I think that if we understood why this is the case, we probably would know a lot more about India than we do. Dreze and Sen make it sound like a lack of willpower on the part of the Indian elites, but my guess is that is not the whole story.

Ohanian, Taylor, and Wright, editors, Government Policies and the Delayed Economic Recovery. Proceedings of a conference dedicated to bashing Obama-era policies, except for Robert Hall, who did not get the memo.

In my reading, the primary source of the current state of the economy is simple–it’s that people aren’t buying enough stuff…The non-household part of private expenditure–that’s plant and equipment investment–seems to have actually outperformed its normal response to a collapse of consumption. The source of low output and employment in today’s economy is the huge decline in household spending.

Hasan Comert, Central Banks and Financial Markets: The Declining Power of US Monetary Policy.
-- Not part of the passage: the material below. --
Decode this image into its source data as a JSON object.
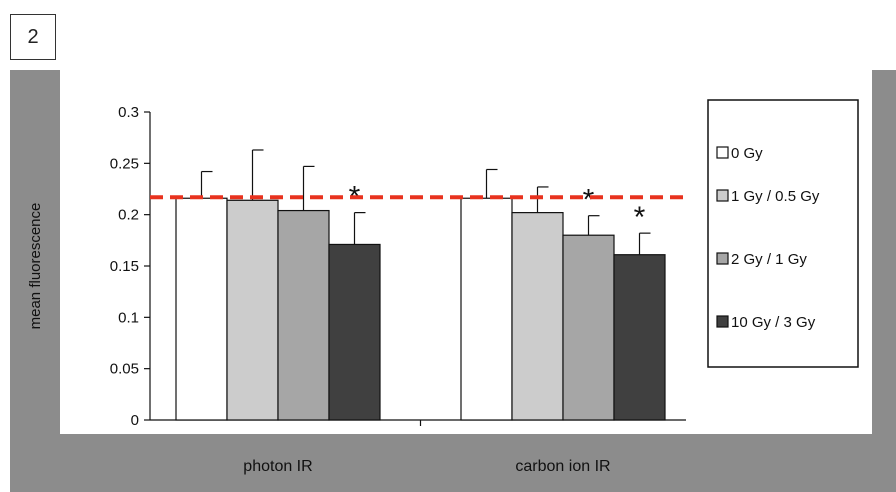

Based on a dissertation out of the left-wing, post-Keynesian U. Mass Amherst. I have high hopes for this book. From the introduction:

there has been a gradual decoupling between the Fed policy rate and both quantities and asset prices in financial markets. In this sense, the whole period [since the 1980s] can be seen as a period of decreasing effectiveness of central banks because their influence over financial markets has gradually decreased.

Expect to read more from me on Comert and Minogue, and possibly Phelps. Probably not the others.

The Newspaper Business

The newspaper business is going to die within the next twenty years. Newspaper publishing will continue, but only as a philanthropic venture.

That was me, writing in 2002.

“We’re in a post-profit era for newspapers,” Mutter says, noting the not-entirely-economic reasons behind recent rich guy purchases of the Globe and the San Diego Union-Tribune, not to mention the Koch brothers’ interest in the L.A. Times.

That is Lydia DiPillis, writing on August 5 of this year. She claims, however, that the Washington Post is not a charity case, even though she uses the term “money pit” to describe its current business condition.